Crise au Sahel : Prières du pape Léon XIV pour le Mali et le Tchad, après les récentes attaques terroristes

Bamako, 12 mai (AMAP) Le pape Léon XIV a exprimé dimanche son inquiétude face à la dégradation de la situation sécuritaire au Sahel, notamment au Mali et au Tchad, à la suite de récentes attaques terroristes ayant fait plusieurs dizaines de morts, a appris l’AMAP de Vativan News. À l’issue de la prière du Regina Caeli depuis la fenêtre des appartements pontificaux, le souverain pontife a déclaré avoir « appris avec inquiétude les informations faisant état d’une recrudescence de la violence dans la région du Sahel, en particulier au Tchad et au Mali ». Le pape a assuré « les victimes de [ses] prières » et exprimé sa « solidarité envers tous ceux qui souffrent », appelant également à la cessation des violences et à la reprise des efforts en faveur de la paix et du développement. « Je souhaite que toute forme de violence cesse et j’encourage tous les efforts en faveur de la paix et du développement dans cette terre qui m’est chère », a-t-il affirmé.

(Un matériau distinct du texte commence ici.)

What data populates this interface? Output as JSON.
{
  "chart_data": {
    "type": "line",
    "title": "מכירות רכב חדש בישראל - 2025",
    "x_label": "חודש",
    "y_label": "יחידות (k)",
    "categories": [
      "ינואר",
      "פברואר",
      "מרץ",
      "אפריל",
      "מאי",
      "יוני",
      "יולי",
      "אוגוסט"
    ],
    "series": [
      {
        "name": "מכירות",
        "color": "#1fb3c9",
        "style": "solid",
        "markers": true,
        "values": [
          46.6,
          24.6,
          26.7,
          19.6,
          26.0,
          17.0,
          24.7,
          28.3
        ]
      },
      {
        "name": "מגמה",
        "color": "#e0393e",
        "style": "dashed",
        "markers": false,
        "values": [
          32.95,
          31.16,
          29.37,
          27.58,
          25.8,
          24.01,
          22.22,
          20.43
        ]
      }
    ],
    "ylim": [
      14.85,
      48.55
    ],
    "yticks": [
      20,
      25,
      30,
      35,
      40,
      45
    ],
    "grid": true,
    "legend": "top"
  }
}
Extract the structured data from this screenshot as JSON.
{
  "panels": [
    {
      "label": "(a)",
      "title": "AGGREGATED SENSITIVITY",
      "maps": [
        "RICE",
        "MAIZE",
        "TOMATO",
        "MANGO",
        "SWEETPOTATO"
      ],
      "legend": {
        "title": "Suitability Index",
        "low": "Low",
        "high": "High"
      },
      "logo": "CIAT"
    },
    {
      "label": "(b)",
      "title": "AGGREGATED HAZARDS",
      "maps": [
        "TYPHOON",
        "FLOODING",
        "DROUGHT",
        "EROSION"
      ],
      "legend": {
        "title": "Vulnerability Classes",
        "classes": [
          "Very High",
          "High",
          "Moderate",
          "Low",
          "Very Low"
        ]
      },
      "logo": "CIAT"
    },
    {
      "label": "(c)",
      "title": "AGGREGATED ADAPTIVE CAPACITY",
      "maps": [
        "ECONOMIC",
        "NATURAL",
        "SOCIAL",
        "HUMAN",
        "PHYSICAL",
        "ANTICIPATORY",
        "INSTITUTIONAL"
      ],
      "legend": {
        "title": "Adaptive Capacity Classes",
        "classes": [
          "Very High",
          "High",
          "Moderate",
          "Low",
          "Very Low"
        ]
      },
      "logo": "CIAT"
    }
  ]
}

Ces derniers jours, des groupes jihadistes ont attaqué plusieurs villages, notamment dans la région de Mopti, dans le centre du pays, faisant plusieurs morts, selon les informations rapportées par Vatican News. Au Tchad, le gouvernement a décrété le 7 mai l’état d’urgence pour une durée de vingt jours dans la province du Lac, dans l’ouest du pays, après deux attaques attribuées à des jihadistes de Boko Haram ayant causé la mort de plusieurs soldats et fait plusieurs blessés. Le Mali et le Tchad sont confrontés depuis plusieurs années à des violences armées, menées par des groupes jihadistes opérant dans la région du Sahel. Les attaques contre les populations civiles et les forces de sécurité se sont multipliées ces derniers mois, accentuant les préoccupations sécuritaires dans la région. OS/KM(AMAP)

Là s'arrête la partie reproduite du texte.